Overspenders: Rebecca's Story

Updated: Apr 5, 2020

Excerpt from The Money Trap...

Rebecca's Story:

Not everyone who gets into trouble with debt from their overspending has a story as dramatic as Billy. Rebecca cannot understand how she got into so much trouble. She could list for you, chapter and verse, why each of her decisions is just the natural and right choice to make. Except that when you add them up, she has had to borrow hundreds and often thousands of dollars each month to support her spending.

Rebecca is a freelance musician and music teacher. She regularly earns about $50,000 (written in 2001) dollars per year. She regularly spends in the $60,000 per year range. Rebecca does not mean to spend more than she earns--she is forever putting herself on budgets. She just doesn't seem able to keep them. Certain things always turn out to be budget-busters, but somehow impossible to resist. She cannot understand how she earns $50,000 and is still in debt. And she is in debt to the tune of $70,000. She is a single mom with a teenage daughter. She hasn't been on a vacation in three years (something she is quick to note). She seems to imply that someone else has spent the money she now owes. But no one else spent the money. It just seems that way to Rebecca, because she feels so much like a victim in all of this.
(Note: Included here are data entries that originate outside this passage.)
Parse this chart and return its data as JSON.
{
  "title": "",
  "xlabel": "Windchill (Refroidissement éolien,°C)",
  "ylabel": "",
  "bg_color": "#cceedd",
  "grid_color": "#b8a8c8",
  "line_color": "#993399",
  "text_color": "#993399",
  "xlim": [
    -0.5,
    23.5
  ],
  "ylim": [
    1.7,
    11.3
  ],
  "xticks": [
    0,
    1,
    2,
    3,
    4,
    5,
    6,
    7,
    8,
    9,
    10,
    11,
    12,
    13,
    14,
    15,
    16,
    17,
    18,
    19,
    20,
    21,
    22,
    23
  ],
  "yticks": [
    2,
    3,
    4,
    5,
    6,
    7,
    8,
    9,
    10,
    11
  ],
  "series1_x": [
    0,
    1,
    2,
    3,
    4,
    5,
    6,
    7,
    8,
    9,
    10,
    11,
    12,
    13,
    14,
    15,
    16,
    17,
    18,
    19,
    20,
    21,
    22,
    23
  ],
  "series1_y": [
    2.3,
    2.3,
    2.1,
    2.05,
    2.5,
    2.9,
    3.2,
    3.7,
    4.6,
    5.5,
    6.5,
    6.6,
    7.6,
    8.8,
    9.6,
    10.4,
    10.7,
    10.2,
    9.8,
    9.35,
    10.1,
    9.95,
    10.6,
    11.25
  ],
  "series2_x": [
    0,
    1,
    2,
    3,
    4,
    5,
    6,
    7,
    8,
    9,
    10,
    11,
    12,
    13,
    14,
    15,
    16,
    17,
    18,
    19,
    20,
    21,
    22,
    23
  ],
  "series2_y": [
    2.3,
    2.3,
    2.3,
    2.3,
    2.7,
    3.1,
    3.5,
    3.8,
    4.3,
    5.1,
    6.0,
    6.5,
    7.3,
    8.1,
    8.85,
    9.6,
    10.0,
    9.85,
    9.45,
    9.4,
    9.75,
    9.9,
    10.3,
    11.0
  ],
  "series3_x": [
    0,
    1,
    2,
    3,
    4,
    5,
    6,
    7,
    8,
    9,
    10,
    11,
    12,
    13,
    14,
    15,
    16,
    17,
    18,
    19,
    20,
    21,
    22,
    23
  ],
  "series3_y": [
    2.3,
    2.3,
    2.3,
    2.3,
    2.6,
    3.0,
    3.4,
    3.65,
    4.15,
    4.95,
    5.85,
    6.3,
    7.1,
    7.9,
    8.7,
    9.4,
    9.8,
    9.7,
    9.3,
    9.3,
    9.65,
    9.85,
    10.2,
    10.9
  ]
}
She says that dealing with the relentless calls from her creditors, and with the tidal wave of feelings that accompany the calls, is the hardest thing she has ever had to do.

When describing how she lives, however, she leaves a few things out. Most overspends do. In her case, for instance, when it is her daughter who wants something, she is rarely able to say no, no matter the cost. Her daughter does wear expensive clothes, and does have expensive lessons and trips. For Rebecca's part, she can't resist old, and very often expensive, music scores ( she justifies it by reminding herself of all the luxuries she doesn't buy). She is also partial to certain other collectibles and to decorating with unusual fabrics and furnishings. It is true she would not likely be in debt without these things--the rest of her life is lived in a fairly modest way.